How does inertial guidance system work




















Is it even possible to drive a car without some disembodied voice telling you to turn left, right and make a U-turn when possible? For a generation raised on sat navs and smartphones, this is a serious question—how did people actually work out where they were? The truth is, before GPS, if the average person wanted to know where they were, they had to resort to using maps, observations and wildly inaccurate assumptions. And, if the situation got really bad, they asked for directions.

However, for individuals and industries with lots of money, plenty of space and a genuine need to know where they were, their salvation frequently came in the form of an inertial navigation system INS. Inertial navigation systems come in all shapes and sizes. One thing they have in common though is their use of multiple inertial sensors, and some form of central processing unit to keep track of the measurements coming from those sensors.
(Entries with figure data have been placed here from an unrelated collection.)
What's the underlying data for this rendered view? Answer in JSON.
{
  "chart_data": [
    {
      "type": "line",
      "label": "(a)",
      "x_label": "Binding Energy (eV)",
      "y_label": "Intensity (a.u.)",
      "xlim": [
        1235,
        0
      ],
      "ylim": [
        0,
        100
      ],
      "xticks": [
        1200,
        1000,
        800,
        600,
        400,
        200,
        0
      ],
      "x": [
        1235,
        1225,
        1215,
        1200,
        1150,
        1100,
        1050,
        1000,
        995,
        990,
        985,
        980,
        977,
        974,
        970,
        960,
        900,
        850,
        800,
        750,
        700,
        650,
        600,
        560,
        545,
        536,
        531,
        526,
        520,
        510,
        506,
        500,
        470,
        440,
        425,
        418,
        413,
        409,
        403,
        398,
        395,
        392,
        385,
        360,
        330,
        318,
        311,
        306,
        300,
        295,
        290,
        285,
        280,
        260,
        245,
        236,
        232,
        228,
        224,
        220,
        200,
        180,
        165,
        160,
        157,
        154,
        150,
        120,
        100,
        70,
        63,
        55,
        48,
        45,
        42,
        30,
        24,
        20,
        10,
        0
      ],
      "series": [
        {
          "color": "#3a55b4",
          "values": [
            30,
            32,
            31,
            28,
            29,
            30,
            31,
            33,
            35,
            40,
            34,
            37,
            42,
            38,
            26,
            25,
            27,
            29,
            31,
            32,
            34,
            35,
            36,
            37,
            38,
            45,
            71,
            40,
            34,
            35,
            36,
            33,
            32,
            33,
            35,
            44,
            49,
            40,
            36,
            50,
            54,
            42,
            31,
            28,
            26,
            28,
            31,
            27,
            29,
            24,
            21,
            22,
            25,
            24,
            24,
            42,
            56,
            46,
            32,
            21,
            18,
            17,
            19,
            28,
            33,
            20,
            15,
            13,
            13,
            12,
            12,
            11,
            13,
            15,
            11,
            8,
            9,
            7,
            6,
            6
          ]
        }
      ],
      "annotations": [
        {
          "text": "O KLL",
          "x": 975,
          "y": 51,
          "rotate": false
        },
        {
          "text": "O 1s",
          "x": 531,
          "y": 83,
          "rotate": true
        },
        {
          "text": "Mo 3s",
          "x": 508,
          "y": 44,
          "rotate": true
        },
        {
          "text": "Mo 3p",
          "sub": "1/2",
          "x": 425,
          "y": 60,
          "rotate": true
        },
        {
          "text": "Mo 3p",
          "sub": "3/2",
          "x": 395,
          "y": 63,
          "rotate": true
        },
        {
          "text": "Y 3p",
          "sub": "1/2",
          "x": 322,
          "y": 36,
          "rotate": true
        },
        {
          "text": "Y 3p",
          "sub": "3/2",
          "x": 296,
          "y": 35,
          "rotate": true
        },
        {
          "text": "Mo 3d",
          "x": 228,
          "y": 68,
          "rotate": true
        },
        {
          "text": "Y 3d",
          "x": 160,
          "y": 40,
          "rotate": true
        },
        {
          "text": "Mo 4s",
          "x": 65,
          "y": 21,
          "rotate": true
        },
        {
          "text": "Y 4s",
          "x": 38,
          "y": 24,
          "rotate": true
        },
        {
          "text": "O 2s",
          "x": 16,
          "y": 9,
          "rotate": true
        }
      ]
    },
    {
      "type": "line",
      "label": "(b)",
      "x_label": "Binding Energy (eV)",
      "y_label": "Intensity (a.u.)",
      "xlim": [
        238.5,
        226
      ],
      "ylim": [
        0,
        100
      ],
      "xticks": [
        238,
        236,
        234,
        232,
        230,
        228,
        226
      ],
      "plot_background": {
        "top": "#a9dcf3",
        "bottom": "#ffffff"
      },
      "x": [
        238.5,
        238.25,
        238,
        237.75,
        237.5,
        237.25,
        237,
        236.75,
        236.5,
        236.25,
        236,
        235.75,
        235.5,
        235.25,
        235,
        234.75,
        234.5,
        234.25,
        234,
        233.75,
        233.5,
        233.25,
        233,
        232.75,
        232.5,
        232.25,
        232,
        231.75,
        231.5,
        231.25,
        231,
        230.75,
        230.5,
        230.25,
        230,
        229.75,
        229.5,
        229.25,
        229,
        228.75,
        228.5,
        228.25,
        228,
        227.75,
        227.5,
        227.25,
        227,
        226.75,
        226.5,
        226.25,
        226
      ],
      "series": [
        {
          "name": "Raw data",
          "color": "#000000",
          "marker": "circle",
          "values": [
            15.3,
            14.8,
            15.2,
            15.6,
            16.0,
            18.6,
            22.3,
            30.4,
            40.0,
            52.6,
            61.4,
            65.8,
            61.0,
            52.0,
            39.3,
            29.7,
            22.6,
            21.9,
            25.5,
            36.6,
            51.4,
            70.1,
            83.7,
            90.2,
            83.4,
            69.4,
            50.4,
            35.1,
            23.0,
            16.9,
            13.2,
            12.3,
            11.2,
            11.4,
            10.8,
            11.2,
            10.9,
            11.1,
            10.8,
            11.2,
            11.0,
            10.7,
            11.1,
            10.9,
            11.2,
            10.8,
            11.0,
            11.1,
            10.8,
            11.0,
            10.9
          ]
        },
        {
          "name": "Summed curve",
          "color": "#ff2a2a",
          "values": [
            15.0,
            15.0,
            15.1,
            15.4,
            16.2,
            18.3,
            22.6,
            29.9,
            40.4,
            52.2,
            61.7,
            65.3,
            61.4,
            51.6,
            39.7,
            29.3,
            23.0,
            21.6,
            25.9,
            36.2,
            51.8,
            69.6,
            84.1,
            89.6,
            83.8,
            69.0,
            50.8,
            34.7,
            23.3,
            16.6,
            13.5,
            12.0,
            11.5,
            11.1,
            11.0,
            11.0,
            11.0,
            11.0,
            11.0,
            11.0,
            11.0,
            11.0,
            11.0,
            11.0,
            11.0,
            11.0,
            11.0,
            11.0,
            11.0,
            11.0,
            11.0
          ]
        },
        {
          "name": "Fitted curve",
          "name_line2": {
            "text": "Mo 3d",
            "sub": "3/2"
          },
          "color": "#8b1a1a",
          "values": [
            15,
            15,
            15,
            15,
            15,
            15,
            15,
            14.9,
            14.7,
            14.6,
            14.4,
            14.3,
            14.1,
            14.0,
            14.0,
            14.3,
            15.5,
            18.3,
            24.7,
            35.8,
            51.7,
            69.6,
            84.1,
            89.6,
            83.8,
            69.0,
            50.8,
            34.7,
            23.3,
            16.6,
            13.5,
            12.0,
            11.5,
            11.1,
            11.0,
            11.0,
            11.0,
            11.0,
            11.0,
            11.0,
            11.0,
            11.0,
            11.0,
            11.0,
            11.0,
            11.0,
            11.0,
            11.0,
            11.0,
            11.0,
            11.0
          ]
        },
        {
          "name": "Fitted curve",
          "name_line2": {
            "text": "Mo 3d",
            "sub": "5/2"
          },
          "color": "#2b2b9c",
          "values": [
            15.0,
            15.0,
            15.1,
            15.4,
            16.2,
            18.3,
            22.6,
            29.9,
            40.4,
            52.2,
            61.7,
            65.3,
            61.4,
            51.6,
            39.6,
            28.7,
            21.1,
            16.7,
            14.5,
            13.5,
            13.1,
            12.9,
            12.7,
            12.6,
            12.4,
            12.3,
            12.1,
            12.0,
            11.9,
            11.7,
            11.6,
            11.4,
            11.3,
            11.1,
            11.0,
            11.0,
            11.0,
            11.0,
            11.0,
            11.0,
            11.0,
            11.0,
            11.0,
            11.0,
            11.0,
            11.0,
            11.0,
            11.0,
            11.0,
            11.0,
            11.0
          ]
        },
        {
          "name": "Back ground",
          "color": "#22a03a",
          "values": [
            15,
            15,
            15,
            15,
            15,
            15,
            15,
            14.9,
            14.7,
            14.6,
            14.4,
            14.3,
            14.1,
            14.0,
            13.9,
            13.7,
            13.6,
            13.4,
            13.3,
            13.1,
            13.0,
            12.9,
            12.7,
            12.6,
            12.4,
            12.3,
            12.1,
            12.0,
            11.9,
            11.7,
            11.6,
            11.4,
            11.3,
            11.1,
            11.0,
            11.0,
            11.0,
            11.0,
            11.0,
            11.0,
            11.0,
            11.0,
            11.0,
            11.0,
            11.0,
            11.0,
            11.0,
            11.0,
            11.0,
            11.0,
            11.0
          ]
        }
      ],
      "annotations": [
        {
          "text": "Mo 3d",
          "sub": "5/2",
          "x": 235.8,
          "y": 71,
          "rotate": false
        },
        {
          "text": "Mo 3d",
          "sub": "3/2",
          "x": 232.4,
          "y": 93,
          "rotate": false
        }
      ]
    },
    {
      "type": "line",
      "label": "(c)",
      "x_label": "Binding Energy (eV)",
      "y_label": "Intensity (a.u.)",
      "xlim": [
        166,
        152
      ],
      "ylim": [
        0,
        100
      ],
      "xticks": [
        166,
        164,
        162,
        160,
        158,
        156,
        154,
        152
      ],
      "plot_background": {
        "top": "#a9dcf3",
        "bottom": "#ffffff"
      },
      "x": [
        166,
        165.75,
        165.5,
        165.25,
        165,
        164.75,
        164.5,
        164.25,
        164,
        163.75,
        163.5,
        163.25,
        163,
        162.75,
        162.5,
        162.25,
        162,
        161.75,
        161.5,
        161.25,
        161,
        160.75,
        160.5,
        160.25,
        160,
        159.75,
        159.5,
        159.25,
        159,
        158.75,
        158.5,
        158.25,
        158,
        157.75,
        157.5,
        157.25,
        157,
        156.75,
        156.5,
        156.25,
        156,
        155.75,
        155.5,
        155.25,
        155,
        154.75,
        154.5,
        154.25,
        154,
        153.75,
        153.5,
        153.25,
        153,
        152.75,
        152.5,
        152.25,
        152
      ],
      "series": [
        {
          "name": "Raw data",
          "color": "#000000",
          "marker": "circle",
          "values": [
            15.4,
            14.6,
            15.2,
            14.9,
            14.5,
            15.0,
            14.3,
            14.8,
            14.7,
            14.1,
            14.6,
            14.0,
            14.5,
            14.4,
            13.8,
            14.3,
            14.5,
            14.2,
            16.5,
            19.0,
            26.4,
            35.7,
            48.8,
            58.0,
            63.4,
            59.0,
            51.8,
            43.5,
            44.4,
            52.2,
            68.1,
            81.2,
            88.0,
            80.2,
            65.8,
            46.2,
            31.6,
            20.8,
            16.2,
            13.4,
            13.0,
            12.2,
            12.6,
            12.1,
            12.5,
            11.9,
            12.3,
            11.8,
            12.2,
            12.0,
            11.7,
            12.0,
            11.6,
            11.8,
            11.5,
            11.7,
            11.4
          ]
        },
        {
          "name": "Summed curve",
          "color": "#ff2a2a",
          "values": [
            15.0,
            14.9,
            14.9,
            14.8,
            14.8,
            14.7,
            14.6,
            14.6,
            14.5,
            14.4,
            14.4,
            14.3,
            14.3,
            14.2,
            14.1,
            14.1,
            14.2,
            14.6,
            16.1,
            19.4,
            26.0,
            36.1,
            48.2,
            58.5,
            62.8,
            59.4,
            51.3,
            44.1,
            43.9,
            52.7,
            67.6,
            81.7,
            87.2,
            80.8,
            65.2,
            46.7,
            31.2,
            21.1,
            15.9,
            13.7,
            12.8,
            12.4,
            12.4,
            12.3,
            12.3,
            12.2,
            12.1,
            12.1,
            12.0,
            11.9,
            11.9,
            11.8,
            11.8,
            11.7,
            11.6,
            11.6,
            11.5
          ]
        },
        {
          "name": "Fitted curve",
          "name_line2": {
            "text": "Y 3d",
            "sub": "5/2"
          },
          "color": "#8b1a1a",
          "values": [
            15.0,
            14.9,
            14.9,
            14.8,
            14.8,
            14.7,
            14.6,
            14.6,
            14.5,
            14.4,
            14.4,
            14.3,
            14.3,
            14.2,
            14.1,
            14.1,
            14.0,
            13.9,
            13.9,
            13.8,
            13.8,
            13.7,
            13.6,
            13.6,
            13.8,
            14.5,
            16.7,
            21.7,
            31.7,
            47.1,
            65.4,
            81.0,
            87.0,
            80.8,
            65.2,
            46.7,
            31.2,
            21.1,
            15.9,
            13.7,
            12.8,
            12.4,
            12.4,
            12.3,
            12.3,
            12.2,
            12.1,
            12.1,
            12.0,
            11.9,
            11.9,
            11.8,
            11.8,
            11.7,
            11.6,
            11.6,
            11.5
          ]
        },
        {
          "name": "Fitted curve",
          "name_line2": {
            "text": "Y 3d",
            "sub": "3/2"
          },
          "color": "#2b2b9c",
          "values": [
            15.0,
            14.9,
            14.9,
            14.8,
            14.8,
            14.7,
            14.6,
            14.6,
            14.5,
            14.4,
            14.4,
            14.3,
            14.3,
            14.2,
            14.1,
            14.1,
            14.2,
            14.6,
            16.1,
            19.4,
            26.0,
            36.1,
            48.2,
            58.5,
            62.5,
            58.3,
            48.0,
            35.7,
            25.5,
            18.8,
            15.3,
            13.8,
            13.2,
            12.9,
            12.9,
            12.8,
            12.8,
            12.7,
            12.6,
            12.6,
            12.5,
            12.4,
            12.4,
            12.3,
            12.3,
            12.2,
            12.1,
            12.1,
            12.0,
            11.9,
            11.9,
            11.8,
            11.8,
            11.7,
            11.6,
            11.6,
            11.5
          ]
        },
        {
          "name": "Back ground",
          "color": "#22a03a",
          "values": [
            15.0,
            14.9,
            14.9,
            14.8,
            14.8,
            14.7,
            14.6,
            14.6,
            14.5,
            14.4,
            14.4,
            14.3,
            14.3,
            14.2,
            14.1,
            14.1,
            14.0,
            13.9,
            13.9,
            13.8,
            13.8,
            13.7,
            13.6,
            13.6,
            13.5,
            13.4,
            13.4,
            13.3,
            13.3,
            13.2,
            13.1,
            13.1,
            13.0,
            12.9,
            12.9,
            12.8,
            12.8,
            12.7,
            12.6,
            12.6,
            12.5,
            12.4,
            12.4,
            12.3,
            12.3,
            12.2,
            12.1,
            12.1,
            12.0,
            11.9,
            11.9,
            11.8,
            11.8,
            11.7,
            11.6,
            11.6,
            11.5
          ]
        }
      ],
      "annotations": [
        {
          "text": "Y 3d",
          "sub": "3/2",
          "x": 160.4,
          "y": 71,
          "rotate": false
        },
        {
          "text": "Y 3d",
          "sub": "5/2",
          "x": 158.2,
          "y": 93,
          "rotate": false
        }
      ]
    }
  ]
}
The sensors an INS uses are typically gyros and accelerometers—and there are normally several of each inside. Switch on a GPS receiver and, assuming everything works correctly, after a short time it will generate a position measurement. Ignoring the inaccuracies GPS has, the position measurement the receiver generates is quite specific. In their case, the measurement they generate is relative to their last known position.

So why do people use inertial navigation systems at all? Thankfully the answer to these question is simple. An accelerometer measures proper acceleration. This is the acceleration it experiences relative to free-fall, and the acceleration felt by people and objects.

Put another way, at any point in space-time the equivalence principle guarantees the existence of a local inertial frame, and an accelerometer measures the acceleration relative to that frame. A Gyroscope is a physical sensor that detects and measures the angular motion of an object relative to an inertial reference frame.

It measures the absolute motion of an object without any external infrastructure or reference signal. A magnetometer is a measuring sensor used to measure the strength or direction of magnetic fields in order to provide bearing. The typical applications do not differ much from the AHRS market but cover much more application fields.

INS can be used for any type of market, from surveying to unmanned vehicles. INS are also often installed on general aviation aircraft. For the unmanned ground vehicles market, GPS-aided inertial navigation systems integrating dead reckoning would be the best fit, especially when the application needs high accuracy.

This also applies to autonomous vehicles such as driverless cars or shuttles, for example. Stabilised platforms have some disadvantages. Gyros are usually mounted in three gimbals on bearings; this allows the aircraft and gimbals to rotate around the gyros without moving the platform. However, when two of the three gimbals align, and are effectively operating around the same axis, they can become locked together and be directly affected by movement around the remaining third axis.

The solution is to complicate the system further by adding a fourth motorised gimbal, which is continuously driven to avoid alignment with the other three. Compensation for drift requires complex bearing assemblies and special lubricants. Maintenance of stabilised platform INS is complex, costly and time-consuming. Three gyroscopes sense the rate of roll, pitch, and yaw; and three accelerometers detect accelerations along each aircraft axis. With few moving parts strap-down systems are easier to maintain and more reliable over time.

They do require more accurate gyroscopes and greater computing power. However, the advantages of reduced cost, size, weight and reliability make these systems the preferred choice of INS for aircraft. INS accuracy will drift with time; this can occur for many different reasons. An INS is, generally, not the sole means of navigation on commercial airliners.